After the February Revolution, Olminsky was based in Moscow, where he played a part in taking control of the city during the October Revolution. In 1918, he joined the editorial board of Pravda and was appointed a professor at the Communist Academy, and served on the apparatus Central Committee of the Russian Communist Party (Bolsheviks) from March 1921 to December 1924 with particular responsibility for the Party History Department serving as the head of the Istpart (Commission on the History of the October Revolution and the Russian Communist Party (Bolsheviks)). He was the first editor of Proletarian Revolution.

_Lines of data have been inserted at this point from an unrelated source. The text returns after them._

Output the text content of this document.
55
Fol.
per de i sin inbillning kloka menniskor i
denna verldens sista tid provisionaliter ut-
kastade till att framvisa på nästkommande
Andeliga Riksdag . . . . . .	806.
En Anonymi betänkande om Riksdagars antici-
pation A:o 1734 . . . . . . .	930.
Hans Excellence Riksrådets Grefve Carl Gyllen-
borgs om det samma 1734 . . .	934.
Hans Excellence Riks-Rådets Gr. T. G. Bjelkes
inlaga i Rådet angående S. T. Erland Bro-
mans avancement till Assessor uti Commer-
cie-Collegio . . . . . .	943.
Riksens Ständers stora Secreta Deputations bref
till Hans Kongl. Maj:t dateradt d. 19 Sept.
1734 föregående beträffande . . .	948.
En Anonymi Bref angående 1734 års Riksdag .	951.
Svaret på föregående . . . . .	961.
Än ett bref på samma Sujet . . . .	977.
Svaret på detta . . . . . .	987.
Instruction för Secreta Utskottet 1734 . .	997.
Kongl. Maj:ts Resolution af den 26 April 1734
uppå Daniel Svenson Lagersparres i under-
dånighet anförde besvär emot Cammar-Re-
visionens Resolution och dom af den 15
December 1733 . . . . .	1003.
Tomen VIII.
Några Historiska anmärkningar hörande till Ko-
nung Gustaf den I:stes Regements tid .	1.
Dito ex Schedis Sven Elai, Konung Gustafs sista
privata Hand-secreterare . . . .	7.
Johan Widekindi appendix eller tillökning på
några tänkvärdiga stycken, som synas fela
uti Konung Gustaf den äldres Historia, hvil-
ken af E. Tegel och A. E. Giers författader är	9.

He was an early specialist in the history of the Bolshevik organisation, who did a great deal of work collecting and publishing the writings of Lenin, and Georgi Plekhanov, and other documents and memoirs. But in The Real Situation in Russia (1928) Leon Trotsky described Olminsky as a "Stalinist falsifier" claiming that he had in 1921 been very appreciative of Trotsky's book 1905, even if he subsequently claimed to have always opposed Trotsky. He repeated the charge in his book, The Stalin School of Falsification, in which he reproduced a letter from Olminsky, written in 1921 saying that Istpart would be "delighted" to publish 1905, and proposing that his entire works should be collected and published. Trotsky asked, sarcastically, "Was Olminsky perhaps a "Trotskyist"in 1921?"

In 1922, Olminsky founded the All-Union Society of Old Bolsheviks and was its chairman until 1931. He was buried in the Red Square near the Kremlin Wall Necropolis.